I run towards the mountain rd ahead of me a few miles took seconds. it is James, I can sence Anne to this his her meal I am interuping. questions begin "running through my mind, why is he here so far from his village and why do I feel the need to save his human life from my immortal mate? will Anne attack me for this? will she think its a game? its too late I can't allow him to be hurt.

I rush in grab James, his sparkling eyes where black scared of me no passion or love just fear his warm trembling body fainted in my arms and I was forced to do the unthinkable as I heard Anne lunge toward my back, I for the first Time cringed trying not to kill him as my teeth sunk into his soft palpitating neck.

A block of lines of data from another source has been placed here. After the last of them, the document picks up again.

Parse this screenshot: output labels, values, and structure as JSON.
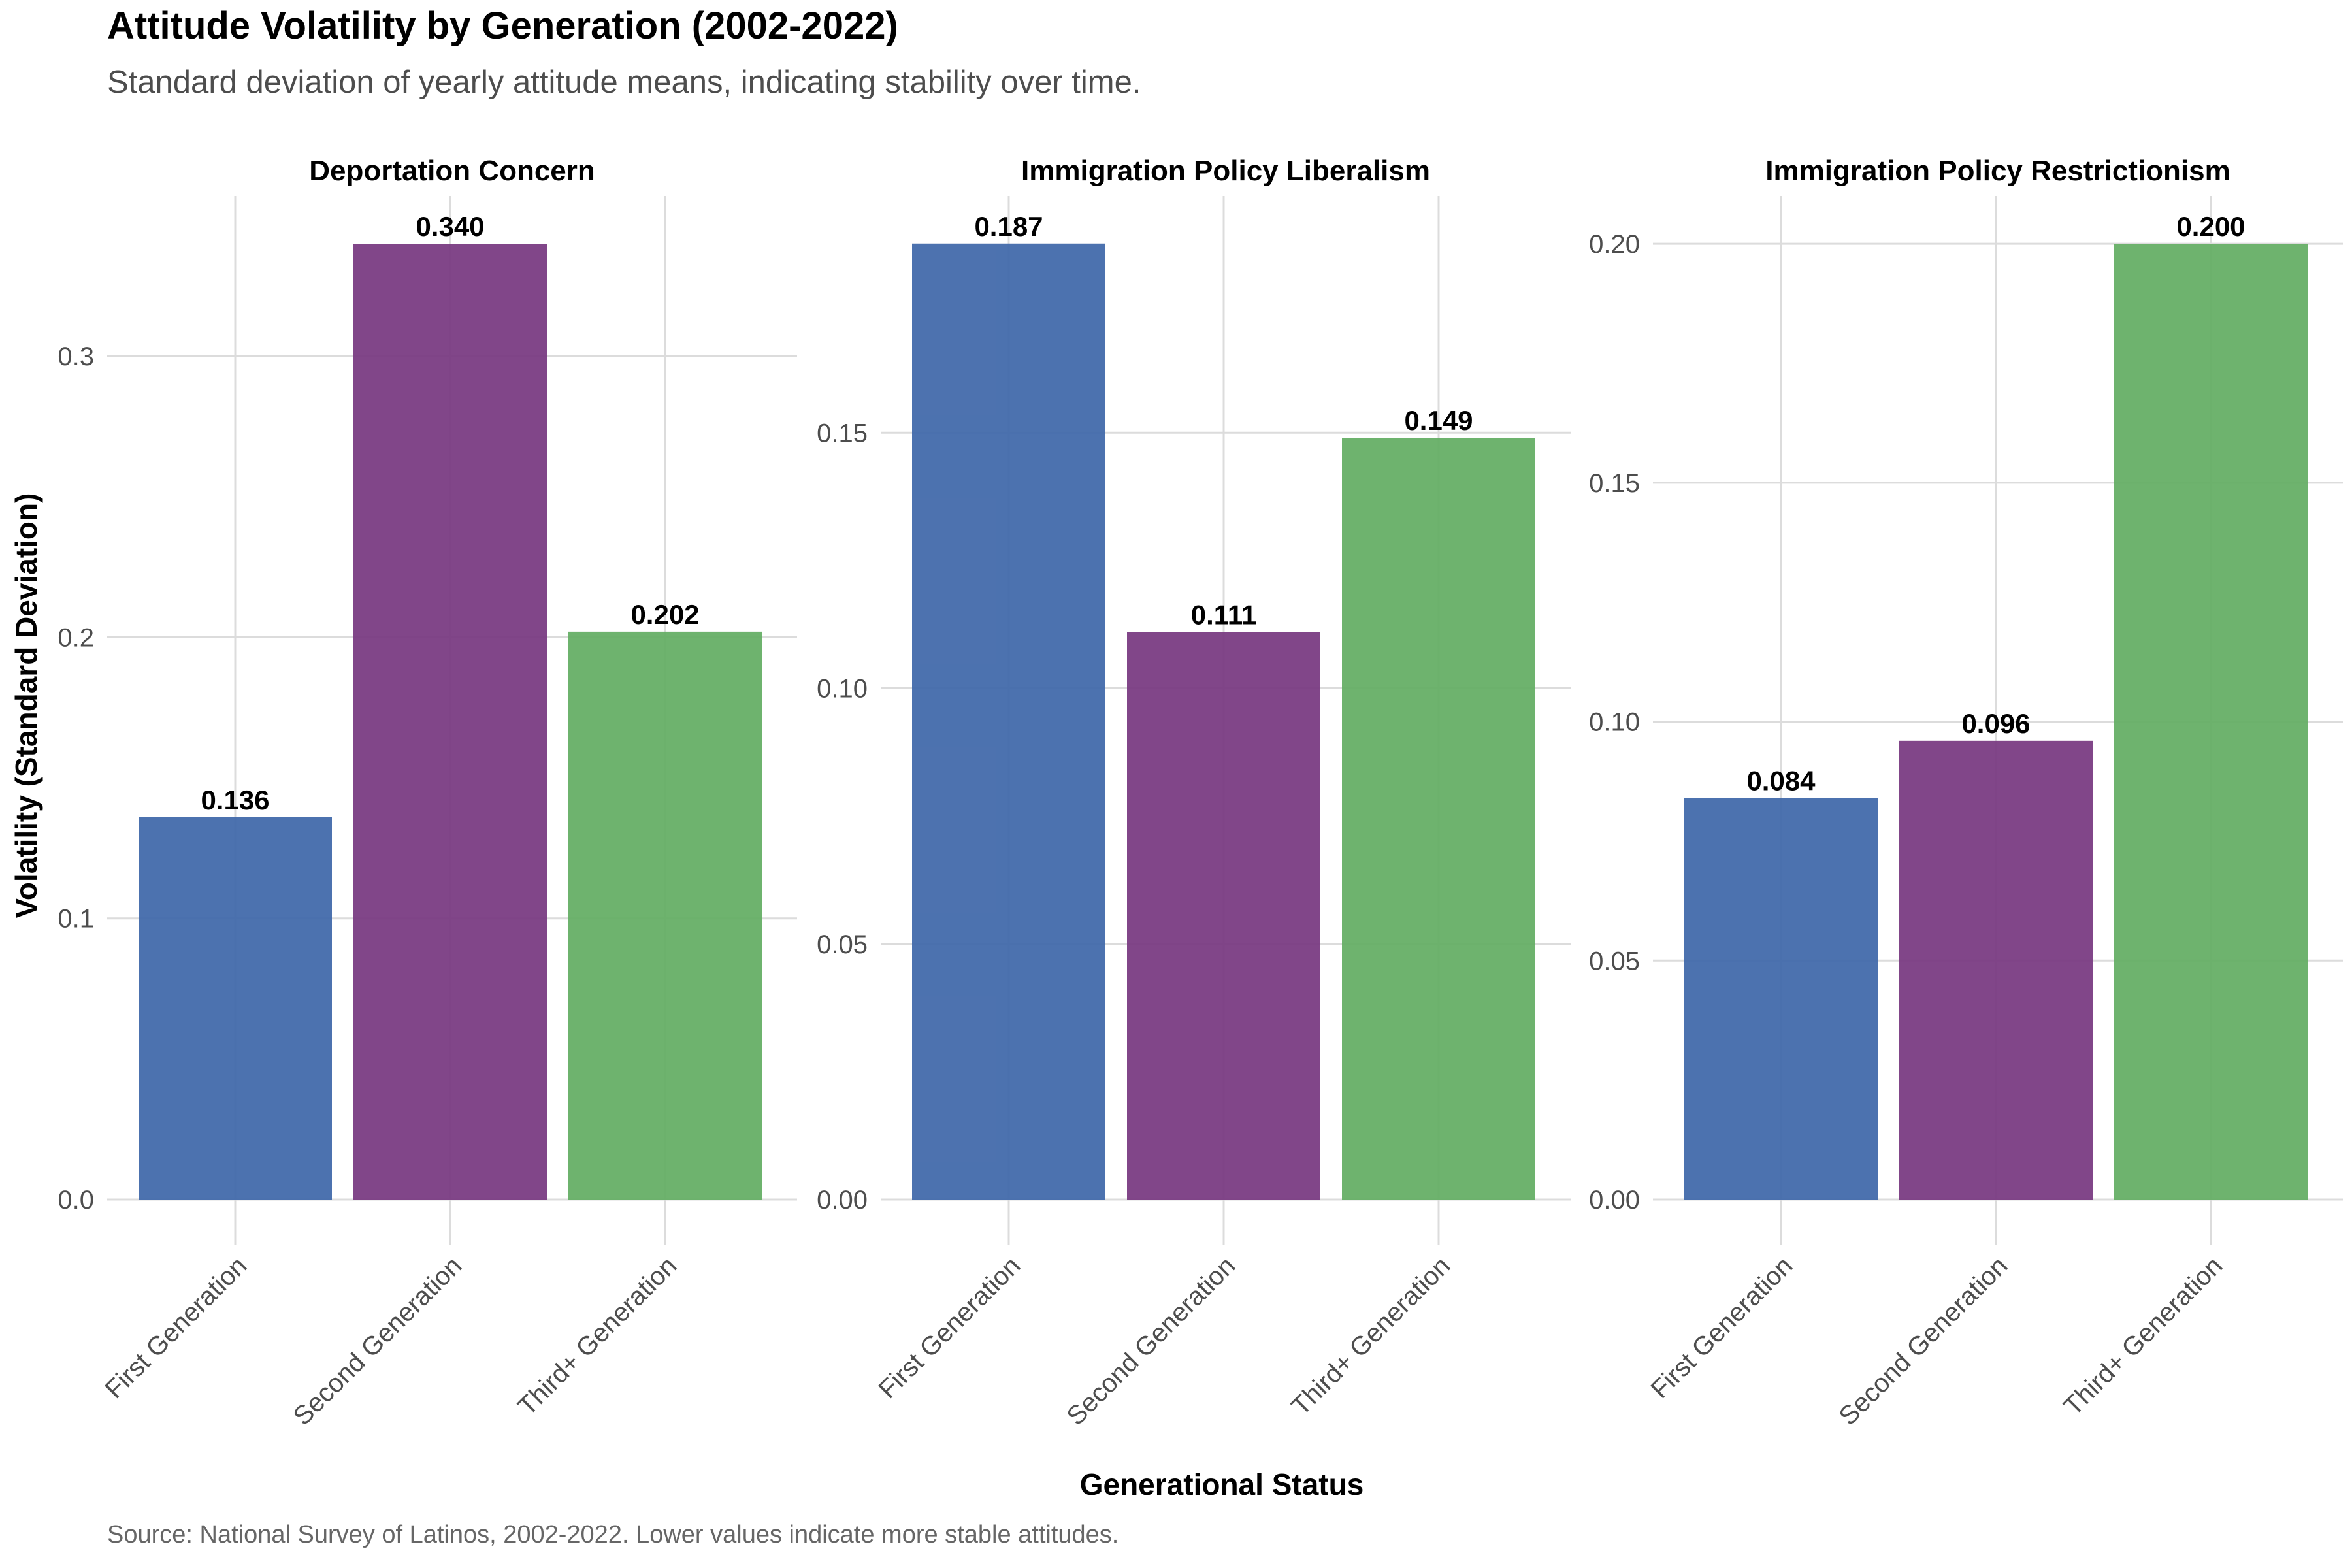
{
  "chart_data": {
    "type": "bar",
    "title": "Attitude Volatility by Generation (2002-2022)",
    "subtitle": "Standard deviation of yearly attitude means, indicating stability over time.",
    "caption": "Source: National Survey of Latinos, 2002-2022. Lower values indicate more stable attitudes.",
    "xlabel": "Generational Status",
    "ylabel": "Volatility (Standard Deviation)",
    "categories": [
      "First Generation",
      "Second Generation",
      "Third+ Generation"
    ],
    "colors": [
      "#3D66A8",
      "#76367F",
      "#62AC62"
    ],
    "grid": true,
    "panels": [
      {
        "title": "Deportation Concern",
        "values": [
          0.136,
          0.34,
          0.202
        ],
        "value_labels": [
          "0.136",
          "0.340",
          "0.202"
        ],
        "ylim": [
          0,
          0.357
        ],
        "yticks": [
          0.0,
          0.1,
          0.2,
          0.3
        ],
        "ytick_labels": [
          "0.0",
          "0.1",
          "0.2",
          "0.3"
        ]
      },
      {
        "title": "Immigration Policy Liberalism",
        "values": [
          0.187,
          0.111,
          0.149
        ],
        "value_labels": [
          "0.187",
          "0.111",
          "0.149"
        ],
        "ylim": [
          0,
          0.1963
        ],
        "yticks": [
          0.0,
          0.05,
          0.1,
          0.15
        ],
        "ytick_labels": [
          "0.00",
          "0.05",
          "0.10",
          "0.15"
        ]
      },
      {
        "title": "Immigration Policy Restrictionism",
        "values": [
          0.084,
          0.096,
          0.2
        ],
        "value_labels": [
          "0.084",
          "0.096",
          "0.200"
        ],
        "ylim": [
          0,
          0.21
        ],
        "yticks": [
          0.0,
          0.05,
          0.1,
          0.15,
          0.2
        ],
        "ytick_labels": [
          "0.00",
          "0.05",
          "0.10",
          "0.15",
          "0.20"
        ]
      }
    ]
  }
}
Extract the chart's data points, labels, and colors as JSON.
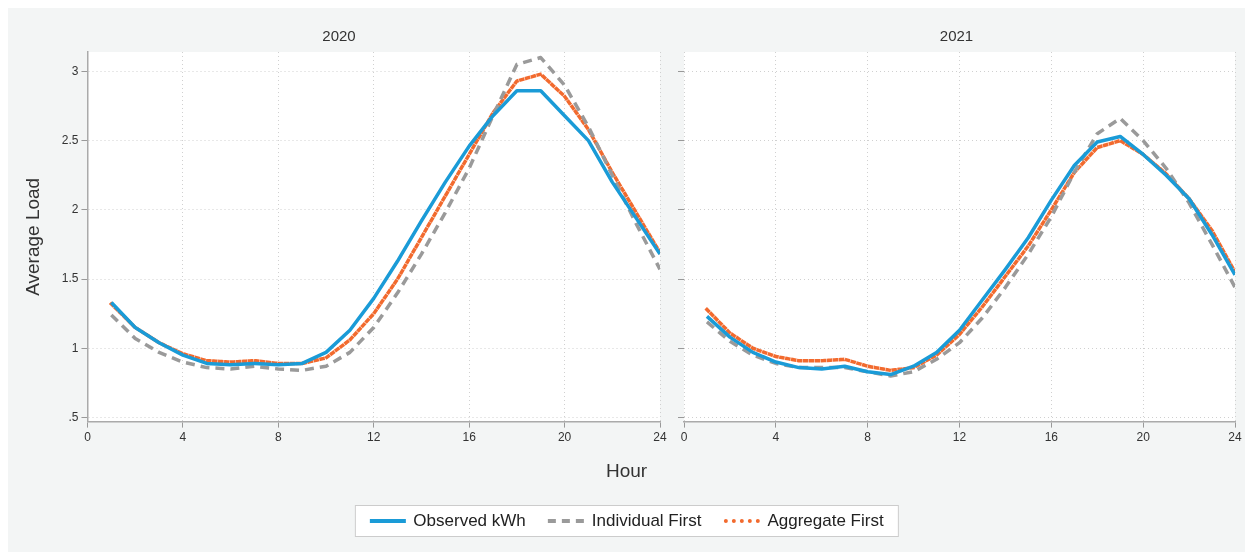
{
  "chart_data": [
    {
      "type": "line",
      "title": "2020",
      "xlabel": "Hour",
      "ylabel": "Average Load",
      "x": [
        1,
        2,
        3,
        4,
        5,
        6,
        7,
        8,
        9,
        10,
        11,
        12,
        13,
        14,
        15,
        16,
        17,
        18,
        19,
        20,
        21,
        22,
        23,
        24
      ],
      "xlim": [
        0,
        24
      ],
      "xticks": [
        0,
        4,
        8,
        12,
        16,
        20,
        24
      ],
      "ylim": [
        0.47,
        3.14
      ],
      "yticks": [
        {
          "value": 0.5,
          "label": ".5"
        },
        1,
        1.5,
        2,
        2.5,
        3
      ],
      "grid": true,
      "legend": "bottom",
      "marker": "none",
      "series": [
        {
          "name": "Observed kWh",
          "color": "#1a9bd7",
          "line_style": "solid",
          "values": [
            1.33,
            1.15,
            1.04,
            0.95,
            0.89,
            0.88,
            0.89,
            0.88,
            0.89,
            0.97,
            1.13,
            1.36,
            1.63,
            1.92,
            2.2,
            2.46,
            2.68,
            2.86,
            2.86,
            2.68,
            2.5,
            2.2,
            1.94,
            1.68
          ]
        },
        {
          "name": "Individual First",
          "color": "#9a9a9a",
          "line_style": "dashed",
          "values": [
            1.24,
            1.07,
            0.97,
            0.9,
            0.86,
            0.85,
            0.87,
            0.85,
            0.84,
            0.87,
            0.97,
            1.15,
            1.4,
            1.68,
            1.98,
            2.3,
            2.68,
            3.05,
            3.1,
            2.9,
            2.6,
            2.25,
            1.9,
            1.57
          ]
        },
        {
          "name": "Aggregate First",
          "color": "#f26a2e",
          "line_style": "dotted",
          "values": [
            1.32,
            1.15,
            1.04,
            0.96,
            0.91,
            0.9,
            0.91,
            0.89,
            0.89,
            0.93,
            1.06,
            1.25,
            1.5,
            1.8,
            2.1,
            2.4,
            2.7,
            2.93,
            2.98,
            2.82,
            2.58,
            2.27,
            1.98,
            1.69
          ]
        }
      ]
    },
    {
      "type": "line",
      "title": "2021",
      "x": [
        1,
        2,
        3,
        4,
        5,
        6,
        7,
        8,
        9,
        10,
        11,
        12,
        13,
        14,
        15,
        16,
        17,
        18,
        19,
        20,
        21,
        22,
        23,
        24
      ],
      "xlim": [
        0,
        24
      ],
      "xticks": [
        0,
        4,
        8,
        12,
        16,
        20,
        24
      ],
      "ylim": [
        0.47,
        3.14
      ],
      "yticks": [
        0.5,
        1,
        1.5,
        2,
        2.5,
        3
      ],
      "grid": true,
      "tick_labels": "x",
      "marker": "none",
      "series": [
        {
          "color": "#1a9bd7",
          "line_style": "solid",
          "values": [
            1.23,
            1.08,
            0.97,
            0.9,
            0.86,
            0.85,
            0.87,
            0.83,
            0.81,
            0.87,
            0.97,
            1.13,
            1.35,
            1.57,
            1.8,
            2.07,
            2.32,
            2.49,
            2.53,
            2.4,
            2.25,
            2.08,
            1.82,
            1.53
          ]
        },
        {
          "color": "#9a9a9a",
          "line_style": "dashed",
          "values": [
            1.19,
            1.05,
            0.95,
            0.89,
            0.86,
            0.86,
            0.86,
            0.83,
            0.8,
            0.83,
            0.92,
            1.04,
            1.22,
            1.44,
            1.68,
            1.95,
            2.27,
            2.55,
            2.66,
            2.5,
            2.3,
            2.05,
            1.75,
            1.44
          ]
        },
        {
          "color": "#f26a2e",
          "line_style": "dotted",
          "values": [
            1.28,
            1.11,
            1.0,
            0.94,
            0.91,
            0.91,
            0.92,
            0.87,
            0.84,
            0.86,
            0.95,
            1.1,
            1.3,
            1.52,
            1.74,
            2.0,
            2.27,
            2.45,
            2.5,
            2.4,
            2.26,
            2.08,
            1.85,
            1.55
          ]
        }
      ]
    }
  ]
}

I drop him and turn to destroy Anne my faithful lover, my beautiful mate. years spent with her alone and I make this kind of a choice, in my world to make a new mate without the other one being destroyed is unheard of and I know Anne will not take this indiscretion lightly. I don't wish to hurt her but the danmage is she will not stop till we both are dead or she is. Anne's normal playful demeanor is gone she is cross hunched down her eyes a piercing green, dress ripping out tge sides as her musscles stretch out fully. why would you how could you after all this time she manged to hiss out before she lunged forward, and the real battle began, I trained her so I was my biggest weakness. it went by in a blur of biting slashing slamming and dust. my pain was real as i destroyed anne but I had detached her limps and my James was now safe. I now in tattered clothes covered in dirt picked up my new mate unconscious still from my venom bringing him. to the place we shall now call our new home an abandoned barn far from his old village. I hope he makes it or this venture was in complete vein.